We also worked closely with Haitian translators. They were crucial to our providing medical care to Haitians, but it was also a challenge. The translators lived in the same area as the patient and so confidentiality was in issue. At one point we treated the girlfriend and grandmother of a translator without even knowing the relationship until later. Another challenge was the translation itself. At MUSC we are supposed to talk directly to the patient and the translation is made word by word. Our translators in Haiti would have an entire conversation with the patient and then only translate one summary statement into English. Through this experience I learned the importance of being able to communicate directly with patients in their native language. Speaking the same language is an essential part of an empathetic patient-provider relationship and is the only way to be certain the patient understands what was said. For example, I asked the translator to ask the patient if she understood and the translator would only repeat, “she understands.” I plan to practice international medical work, and I will make sure I am fluent in the native language where I work so that I will be able to better communicate with my patients.

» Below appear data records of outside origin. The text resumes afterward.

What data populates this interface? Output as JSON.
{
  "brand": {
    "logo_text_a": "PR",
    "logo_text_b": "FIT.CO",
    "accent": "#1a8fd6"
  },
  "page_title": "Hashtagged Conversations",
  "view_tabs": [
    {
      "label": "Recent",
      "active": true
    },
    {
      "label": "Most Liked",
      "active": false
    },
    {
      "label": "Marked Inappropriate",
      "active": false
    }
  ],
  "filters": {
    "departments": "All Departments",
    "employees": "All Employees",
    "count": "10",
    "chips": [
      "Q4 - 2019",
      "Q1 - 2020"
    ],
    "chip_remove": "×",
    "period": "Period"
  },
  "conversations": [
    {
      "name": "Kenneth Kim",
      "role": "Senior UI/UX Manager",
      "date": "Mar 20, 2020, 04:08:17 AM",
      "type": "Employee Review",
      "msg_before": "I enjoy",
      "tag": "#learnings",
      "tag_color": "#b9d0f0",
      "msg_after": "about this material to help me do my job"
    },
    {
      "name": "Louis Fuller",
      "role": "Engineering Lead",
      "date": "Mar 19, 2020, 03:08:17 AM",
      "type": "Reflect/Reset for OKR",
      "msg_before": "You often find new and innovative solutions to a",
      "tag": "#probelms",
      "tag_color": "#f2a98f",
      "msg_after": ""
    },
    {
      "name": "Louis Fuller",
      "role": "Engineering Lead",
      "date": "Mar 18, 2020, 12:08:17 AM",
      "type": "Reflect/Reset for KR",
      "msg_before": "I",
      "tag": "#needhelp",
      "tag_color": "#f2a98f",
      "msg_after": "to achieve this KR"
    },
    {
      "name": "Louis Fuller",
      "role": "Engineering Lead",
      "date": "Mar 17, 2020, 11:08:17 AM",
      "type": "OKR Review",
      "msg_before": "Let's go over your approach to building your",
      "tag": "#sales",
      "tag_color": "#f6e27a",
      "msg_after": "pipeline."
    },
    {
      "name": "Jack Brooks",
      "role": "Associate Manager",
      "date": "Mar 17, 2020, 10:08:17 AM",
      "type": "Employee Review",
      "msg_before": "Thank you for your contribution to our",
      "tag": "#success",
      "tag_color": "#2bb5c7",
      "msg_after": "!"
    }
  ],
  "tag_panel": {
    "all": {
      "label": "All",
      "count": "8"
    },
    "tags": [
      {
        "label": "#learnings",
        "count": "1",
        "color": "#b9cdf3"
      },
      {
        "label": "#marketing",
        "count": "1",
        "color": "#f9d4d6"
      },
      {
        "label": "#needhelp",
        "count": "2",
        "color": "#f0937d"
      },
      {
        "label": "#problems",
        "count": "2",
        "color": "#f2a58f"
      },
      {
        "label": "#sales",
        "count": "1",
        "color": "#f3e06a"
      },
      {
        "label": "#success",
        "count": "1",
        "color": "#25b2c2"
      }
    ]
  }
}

In summary, my trip to Haiti was an eye-opening experience. I learned about the healthcare needs and infrastructure of Haiti. I was able to work closely with attending physicians and teach pre-clinical medical students. I learned the importance of being flexible and to incorporate cultural traditions into medical care. When we return to Haiti next year, we would like to have a pharmacy student on the trip to improve patient care and educate the pharmacist about the medications she is distributing. The baseline medical knowledge of the entire Haitian population is very poor. The community health worker has a big job to teach everyone about health issues. As foreign health workers, I believe we can have the biggest impact by expanding Haitian health workers knowledge because they are the people committed to serving their community and are there longer than a week. It is also important to teach patients about their medications and health problems in a way that they understand. They do not have a pharmacy from which they can get their medicines every month. They can go to the weekly town market, try to find someone selling medicines, and purchase a pill if they have the money; but foremost they need to understand what medicine to take and the importance of taking it. I look forward to returning to the Central Plateau region next year to follow-up with my cholera prevention project and staff the same clinics. Next year, we hope to be more prepared with additional professions.